Rz. 74

[Autor/Stand] Voraussetzungen. Zu einer bspw. durch einen Wegzug des Einzelunternehmers oder Mitunternehmers ausgelösten Entstrickungsbesteuerung nach § 16 Abs. 3a EStG (sog. fiktive[2] Betriebsaufgabe) kann es kommen, wenn hierdurch das Besteuerungsrecht an den Gewinnen aus der Veräußerung sämtlicher Wirtschaftsgüter des "Betriebs oder Teilbetriebs" ausgeschlossen oder beschränkt wird (zur Frage des Ausschlusses bzw. der Beschränkung des Besteuerungsrechts s. Rz. 66).
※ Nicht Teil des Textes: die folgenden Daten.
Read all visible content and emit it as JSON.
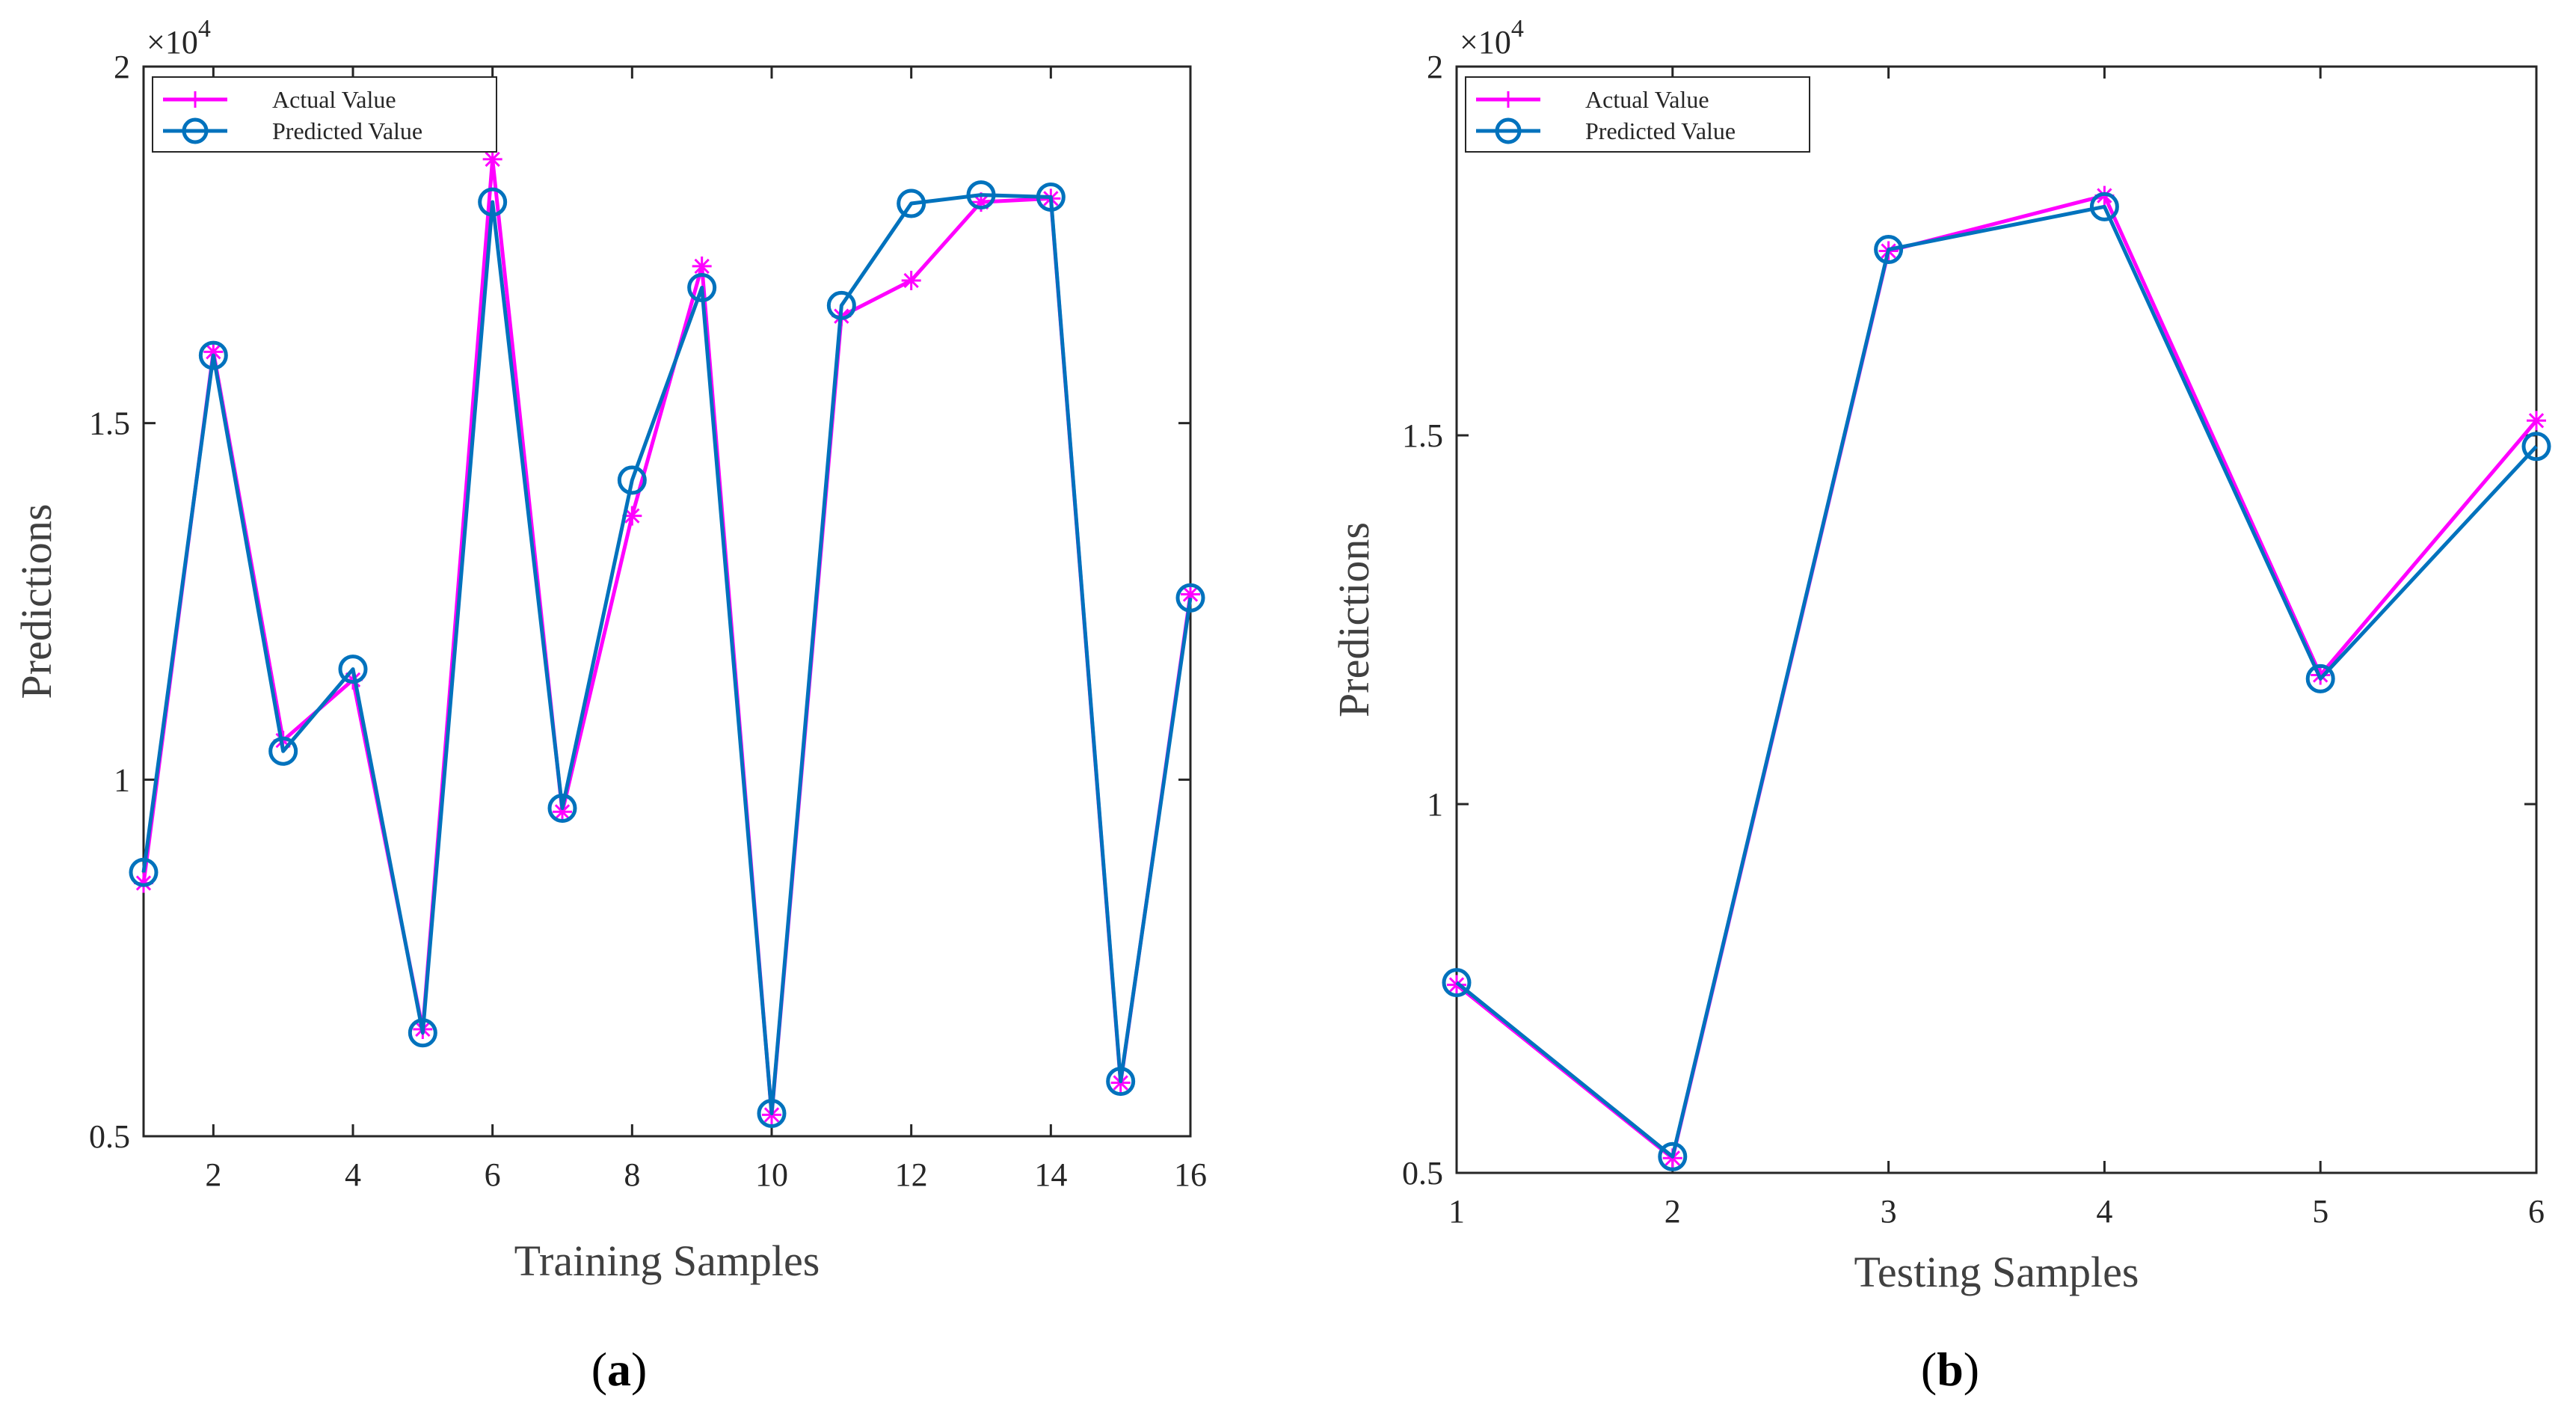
{
  "colors": {
    "actual": "#ff00ff",
    "predicted": "#0072bd",
    "axis": "#262626",
    "grid_text": "#404040"
  },
  "chart_data": [
    {
      "type": "line",
      "panel": "a",
      "caption_open": "(",
      "caption_letter": "a",
      "caption_close": ")",
      "xlabel": "Training Samples",
      "ylabel": "Predictions",
      "exponent": "×10",
      "exponent_power": "4",
      "x": [
        1,
        2,
        3,
        4,
        5,
        6,
        7,
        8,
        9,
        10,
        11,
        12,
        13,
        14,
        15,
        16
      ],
      "xlim": [
        1,
        16
      ],
      "ylim": [
        0.5,
        2
      ],
      "xticks": [
        2,
        4,
        6,
        8,
        10,
        12,
        14,
        16
      ],
      "yticks": [
        0.5,
        1,
        1.5,
        2
      ],
      "yticklabels": [
        "0.5",
        "1",
        "1.5",
        "2"
      ],
      "legend_position": "top-left",
      "series": [
        {
          "name": "Actual Value",
          "marker": "asterisk",
          "values": [
            0.855,
            1.6,
            1.055,
            1.14,
            0.65,
            1.87,
            0.955,
            1.37,
            1.72,
            0.53,
            1.65,
            1.7,
            1.81,
            1.815,
            0.575,
            1.26
          ]
        },
        {
          "name": "Predicted Value",
          "marker": "circle",
          "values": [
            0.87,
            1.595,
            1.04,
            1.155,
            0.645,
            1.81,
            0.96,
            1.42,
            1.69,
            0.532,
            1.665,
            1.808,
            1.82,
            1.817,
            0.577,
            1.255
          ]
        }
      ]
    },
    {
      "type": "line",
      "panel": "b",
      "caption_open": "(",
      "caption_letter": "b",
      "caption_close": ")",
      "xlabel": "Testing Samples",
      "ylabel": "Predictions",
      "exponent": "×10",
      "exponent_power": "4",
      "x": [
        1,
        2,
        3,
        4,
        5,
        6
      ],
      "xlim": [
        1,
        6
      ],
      "ylim": [
        0.5,
        2
      ],
      "xticks": [
        1,
        2,
        3,
        4,
        5,
        6
      ],
      "yticks": [
        0.5,
        1,
        1.5,
        2
      ],
      "yticklabels": [
        "0.5",
        "1",
        "1.5",
        "2"
      ],
      "legend_position": "top-left",
      "series": [
        {
          "name": "Actual Value",
          "marker": "asterisk",
          "values": [
            0.755,
            0.52,
            1.75,
            1.825,
            1.175,
            1.52
          ]
        },
        {
          "name": "Predicted Value",
          "marker": "circle",
          "values": [
            0.758,
            0.522,
            1.752,
            1.81,
            1.17,
            1.485
          ]
        }
      ]
    }
  ]
}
Werden bei einer Mitunternehmerschaft i.S.v. § 15 Abs. 1 Satz 2 EStG sämtliche stillen Reserven in den Wirtschaftsgütern ihres Betriebsvermögens dem deutschen Besteuerungsrecht entzogen, kann § 16 Abs. 3a EStG ebenfalls anwendbar sein,[3] bspw. wenn der einzige (und allein am Gesellschaftsvermögen beteiligte) Kommanditist einer GmbH & Co KG ins Ausland verzieht.[4] Über § 18 Abs. 3 Satz 2 EStG greift § 16 Abs. 3a EStG auch für das steuerliche (Betriebs-)Vermögen eines selbständig Tätigen.

 

Rz. 75

[Autor/Stand] Rechtsfolgen. § 16 Abs. 3a Satz 1 EStG fingiert eine Betriebsaufgabe.[6] Die Wirtschaftsgüter sind gem. § 16 Abs. 3 Satz 7 mit ihrem gemeinen Wert anzusetzen, da die fiktive Betriebsaufgabe keine "Veräußerung" darstellt.[7] Die festgesetzte Einkommensteuer, die auf den Aufgabegewinn nach § 16 Absatz 3a EStG entfällt, kann unter den Voraussetzungen des § 36 Abs. 5 Satz 1 EStG auf Antrag des Steuerpflichtigen in fünf gleichen Jahresraten entrichtet werden (Ratenzahlungskonzept), wenn die Wirtschaftsgüter einem Betriebsvermögen des Steuerpflichtigen in einem anderen EU-/EWR-Staat zuzuordnen sind, sofern dieser Staat Amts- und Beitreibungshilfe leistet. Ob im Einzelfall die Wirtschaftsgüter ertragsteuerlich einem "Betriebsvermögen des Steuerpflichtigen" in einem "anderen" EU-/EWR-Staat zuzurechnen sind, kann indes problematisch sein.[8] § 36 Abs. 5 Satz 2 ff. EStG sieht – vergleichbar der Regelung in § 6 Abs. 4 Satz 3 ff.– Regelungen zur Entrichtung und sofortigen Fälligstellung bei Eintritt verschiedener Ereignisse vor. i.d.R. wird die fiktive Betriebsaufgabe gewerbesteuerfrei sein (§ 7 Satz 2 Nr. 2 GewStG).

[Autor/Stand] Autor: Häck, Stand: 01.10.2023
[2] Tw. auch als "virtuelle" Betriebsaufgabe bezeichnet, vgl. Seer in Kirchhof/Seer22, § 16 EStG Rz. 224.
[3] Korff/Erdem in Steuerplanung und Compliance, Bd. 2, Teil 4, Thema 2, Rz. 182.
[4] Vgl. Kraft/Ungemach, DStZ 2020, 440 (455); Kraft/Ungemach, PIStB 2017, 257 (259 f.).
[Autor/Stand] Autor: Häck, Stand: 01.10.2023
[6] Stv. Rode in BeckOK, § 16 EStG Rz. 1111.
[7] Rode in BeckOK, § 16 EStG Rz. 1111.
[8] Vgl. Kraft/Ungemach, DStZ 2020, 440 (455); Kraft/Ungemach, PIStB 2017, 257 (259 f.).